Après l'avoir aidé à prendre le pouvoir en 2016, cette «autoritaire faiseuse de roi» a fait un petit noeud au bout du tuyau, n'offrant désormais «plus que» des piécettes à ses poulains politiques.

Pourtant, quand il s'agit de se présenter, c'est la gourmande et la mère au foyer qui a longtemps tenu le crachoir. Intarissable sur ses quatre enfants, conçus avec son ex-mari Sylvain Mirochnikof, un industriel d'origine française, mais aussi sur cette petite confiserie en ligne qu'elle avait fondée avec l'une de ses soeurs.

Son pêché mignon? Les biscuits à la crème brûlée.

Si Rebekah Mercer refait parler d'elle cette semaine, c'est qu'on la soupçonne de vouloir financer personnellement le nouveau projet d'un célèbre naufragé de Fox News. Tucker Carlson, désormais réduit à diffuser (avec succès) ses émissions sur Twitter, bichonne la naissance de son propre empire médiatique. Selon CNBC, l'ancienne marionnette cathodique de Trump court après «plusieurs centaines de millions» de dollars et ferait notamment ses emplettes auprès des megadonators du Grand Old Party.

Il y a quelques semaines, le présentateur fada de théories fumeuses annonçait qu'un premier accord publicitaire avait été signé, avec le fonds 1789 Capital. Surprise, Rebekah Mercer y est créditée en qualité de «dirigeante exécutive». Si le futur paquebot de Carlson n'a toujours pas de nom, les investisseurs se pressent au portillon.

La présidentielle 2024 n'est évidemment étrangère à cette fringale qui entoure l'audience dodue de Tucker Carlson.

La seconde des trois filles de Robert Mercer n'en est pas à sa première échappée en solo. Bien sûr, comme tout nepo baby qui se respecte, après une maîtrise en ingénierie à Stanford, elle a fait ses dents sur plusieurs branches de l'arbre familial. Jeune tradeuse à Wall Street pour le compte de l'un des fonds spéculatifs dirigé par son père, elle prend ensuite la tête de la Mercer Family Foundation (pour ne plus la lâcher).

Les soeurs Sue, Jennifer et Rebekah Mercer, à New York, en 2006. Trois ans plus tard, Rebekah emménagera dans six appartements de luxe d'un immeuble de Manhattan, appartenant à Donald Trump.
Les soeurs Sue, Jennifer et Rebekah Mercer, à New York, en 2006. Trois ans plus tard, Rebekah emménagera dans six appartements de luxe d'un immeuble de Manhattan, appartenant à Donald Trump. Image: Patrick McMullan

Mais il a fallu que cette dynastie de l'Etat de New York verse définitivement à droite du parti républicain pour que la jeune Rebekah commence à y trouver un véritable intérêt. Et, comme c'est souvent le cas chez les ultra-conservateurs, le monde est petit, les connexions nombreuses et les polémiques infinies.

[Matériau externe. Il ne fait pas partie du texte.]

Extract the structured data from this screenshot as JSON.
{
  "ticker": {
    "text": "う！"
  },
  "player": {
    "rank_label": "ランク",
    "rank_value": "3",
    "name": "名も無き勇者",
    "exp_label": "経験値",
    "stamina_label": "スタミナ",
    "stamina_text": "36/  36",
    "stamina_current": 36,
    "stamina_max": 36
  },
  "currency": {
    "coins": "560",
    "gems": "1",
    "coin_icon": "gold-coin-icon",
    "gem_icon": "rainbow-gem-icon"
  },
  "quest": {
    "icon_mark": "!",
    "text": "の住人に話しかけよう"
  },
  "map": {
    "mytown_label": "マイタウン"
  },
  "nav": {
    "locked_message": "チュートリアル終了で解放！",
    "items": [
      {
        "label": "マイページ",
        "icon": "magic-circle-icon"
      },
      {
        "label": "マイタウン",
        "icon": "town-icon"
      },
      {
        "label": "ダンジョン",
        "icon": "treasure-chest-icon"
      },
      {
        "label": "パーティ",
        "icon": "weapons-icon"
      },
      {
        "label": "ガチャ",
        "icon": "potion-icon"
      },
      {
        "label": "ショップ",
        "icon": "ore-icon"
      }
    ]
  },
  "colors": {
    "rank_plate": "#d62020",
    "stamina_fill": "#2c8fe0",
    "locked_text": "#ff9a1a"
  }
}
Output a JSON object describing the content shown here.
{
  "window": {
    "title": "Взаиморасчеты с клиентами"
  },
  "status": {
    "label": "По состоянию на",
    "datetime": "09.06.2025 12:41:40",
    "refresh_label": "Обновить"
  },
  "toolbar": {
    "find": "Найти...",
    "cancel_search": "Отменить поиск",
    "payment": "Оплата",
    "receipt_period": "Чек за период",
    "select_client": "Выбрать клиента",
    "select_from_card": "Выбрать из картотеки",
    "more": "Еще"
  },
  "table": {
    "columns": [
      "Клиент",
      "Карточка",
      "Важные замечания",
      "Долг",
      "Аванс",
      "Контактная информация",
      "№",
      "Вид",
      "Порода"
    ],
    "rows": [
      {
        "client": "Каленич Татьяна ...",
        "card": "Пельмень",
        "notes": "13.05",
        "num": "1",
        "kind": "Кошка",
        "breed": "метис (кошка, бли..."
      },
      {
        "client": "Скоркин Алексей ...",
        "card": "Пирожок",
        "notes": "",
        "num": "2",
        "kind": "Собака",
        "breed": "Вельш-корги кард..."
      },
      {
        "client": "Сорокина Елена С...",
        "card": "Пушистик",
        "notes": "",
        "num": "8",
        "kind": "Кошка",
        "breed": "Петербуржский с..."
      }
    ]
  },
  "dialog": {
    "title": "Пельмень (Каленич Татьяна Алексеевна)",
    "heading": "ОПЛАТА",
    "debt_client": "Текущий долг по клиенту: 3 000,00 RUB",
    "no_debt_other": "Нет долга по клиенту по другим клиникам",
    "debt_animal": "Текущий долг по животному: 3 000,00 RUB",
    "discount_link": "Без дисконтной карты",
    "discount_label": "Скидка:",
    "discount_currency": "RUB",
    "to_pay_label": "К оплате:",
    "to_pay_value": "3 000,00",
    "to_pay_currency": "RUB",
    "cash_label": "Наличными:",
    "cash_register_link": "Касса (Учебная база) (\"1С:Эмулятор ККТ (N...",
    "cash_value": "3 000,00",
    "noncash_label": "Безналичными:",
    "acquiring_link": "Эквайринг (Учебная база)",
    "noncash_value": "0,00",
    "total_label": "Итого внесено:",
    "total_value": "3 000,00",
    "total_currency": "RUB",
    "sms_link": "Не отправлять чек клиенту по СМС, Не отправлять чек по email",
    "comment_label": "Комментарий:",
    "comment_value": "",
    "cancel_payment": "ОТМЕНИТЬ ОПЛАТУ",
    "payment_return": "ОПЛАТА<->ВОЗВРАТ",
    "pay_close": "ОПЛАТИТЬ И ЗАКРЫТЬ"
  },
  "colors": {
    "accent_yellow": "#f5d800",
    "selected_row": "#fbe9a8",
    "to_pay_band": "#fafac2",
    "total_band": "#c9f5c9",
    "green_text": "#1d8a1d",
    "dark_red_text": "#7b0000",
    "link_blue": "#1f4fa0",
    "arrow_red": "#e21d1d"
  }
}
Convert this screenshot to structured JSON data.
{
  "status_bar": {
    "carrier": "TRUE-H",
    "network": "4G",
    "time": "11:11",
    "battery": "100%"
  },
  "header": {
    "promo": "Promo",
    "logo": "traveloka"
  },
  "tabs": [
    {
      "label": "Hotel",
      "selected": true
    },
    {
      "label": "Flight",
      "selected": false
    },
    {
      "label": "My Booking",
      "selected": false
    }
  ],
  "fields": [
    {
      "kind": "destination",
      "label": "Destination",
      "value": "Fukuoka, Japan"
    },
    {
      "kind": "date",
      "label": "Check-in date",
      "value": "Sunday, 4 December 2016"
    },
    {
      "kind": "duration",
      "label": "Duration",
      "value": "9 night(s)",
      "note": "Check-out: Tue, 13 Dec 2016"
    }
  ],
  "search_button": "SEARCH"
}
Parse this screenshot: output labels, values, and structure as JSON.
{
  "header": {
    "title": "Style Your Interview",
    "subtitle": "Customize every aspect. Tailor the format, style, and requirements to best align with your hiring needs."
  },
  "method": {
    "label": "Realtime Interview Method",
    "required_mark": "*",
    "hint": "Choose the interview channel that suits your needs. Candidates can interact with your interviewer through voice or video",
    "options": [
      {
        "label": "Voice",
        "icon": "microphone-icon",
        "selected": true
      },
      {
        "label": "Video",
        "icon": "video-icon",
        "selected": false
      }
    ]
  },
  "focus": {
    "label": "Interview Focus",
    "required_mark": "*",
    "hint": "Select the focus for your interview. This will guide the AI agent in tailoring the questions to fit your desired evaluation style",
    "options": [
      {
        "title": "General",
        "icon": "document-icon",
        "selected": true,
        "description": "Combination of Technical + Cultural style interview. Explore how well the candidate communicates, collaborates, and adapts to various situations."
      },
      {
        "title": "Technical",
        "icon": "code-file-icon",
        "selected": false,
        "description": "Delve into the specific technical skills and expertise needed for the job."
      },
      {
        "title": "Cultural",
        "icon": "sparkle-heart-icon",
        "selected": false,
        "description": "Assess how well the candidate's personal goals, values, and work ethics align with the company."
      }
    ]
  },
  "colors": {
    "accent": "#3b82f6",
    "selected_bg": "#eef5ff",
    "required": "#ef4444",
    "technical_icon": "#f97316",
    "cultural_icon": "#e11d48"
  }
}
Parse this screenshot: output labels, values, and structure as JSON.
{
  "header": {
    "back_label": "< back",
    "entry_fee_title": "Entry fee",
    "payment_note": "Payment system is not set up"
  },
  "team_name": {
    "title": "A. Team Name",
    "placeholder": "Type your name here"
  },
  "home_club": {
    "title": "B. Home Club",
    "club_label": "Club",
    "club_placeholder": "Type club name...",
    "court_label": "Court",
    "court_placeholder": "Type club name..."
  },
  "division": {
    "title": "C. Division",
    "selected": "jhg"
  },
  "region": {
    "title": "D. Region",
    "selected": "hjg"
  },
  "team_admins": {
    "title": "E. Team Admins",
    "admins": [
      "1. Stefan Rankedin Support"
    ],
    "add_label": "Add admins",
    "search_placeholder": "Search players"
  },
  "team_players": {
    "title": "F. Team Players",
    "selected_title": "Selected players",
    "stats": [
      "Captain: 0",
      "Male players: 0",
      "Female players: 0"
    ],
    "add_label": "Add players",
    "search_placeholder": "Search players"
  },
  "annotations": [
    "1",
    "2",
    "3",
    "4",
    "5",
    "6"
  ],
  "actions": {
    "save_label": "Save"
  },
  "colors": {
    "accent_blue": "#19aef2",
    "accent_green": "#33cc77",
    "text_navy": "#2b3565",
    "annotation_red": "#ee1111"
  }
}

«Rebekah et sa famille sont des puristes. Ils ont très vite considéré que les élites républicaines était trop indulgentes avec l'immigration»
Pat Caddell, un ancien collaborateur de Jimmy Carter, cité par le Huff Post américain en 2017.

Alors que le père a cofondé le média d'extrême droite Breitbart News en 2007, sa fille s'est chargée, en 2018, de monter le réseau social ultraconservateur et ultracontroversé Parler. Bien avant l'arrivée d'Elon Musk au sommet de Twitter, Rebekah Mercer, tout aussi friande de free speech, jugeait déjà l'offre existante beaucoup trop restrictive et progressiste.

Aujourd'hui fermée, l'application a notamment été accusée de servir de relais dans l'organisation de l'assaut du Capitole. Le 8 janvier 2021, deux jours après les émeutes, la plupart des plateformes d'hébergement, Google en tête, éjecteront Parler de leur catalogue. Il faut dire qu'en quelques mois, le réseau social (modéré avec beaucoup de modération) était devenu le récipiendaire favori des principaux contenus, racistes, homophobes, complotistes et pornographiques du moment.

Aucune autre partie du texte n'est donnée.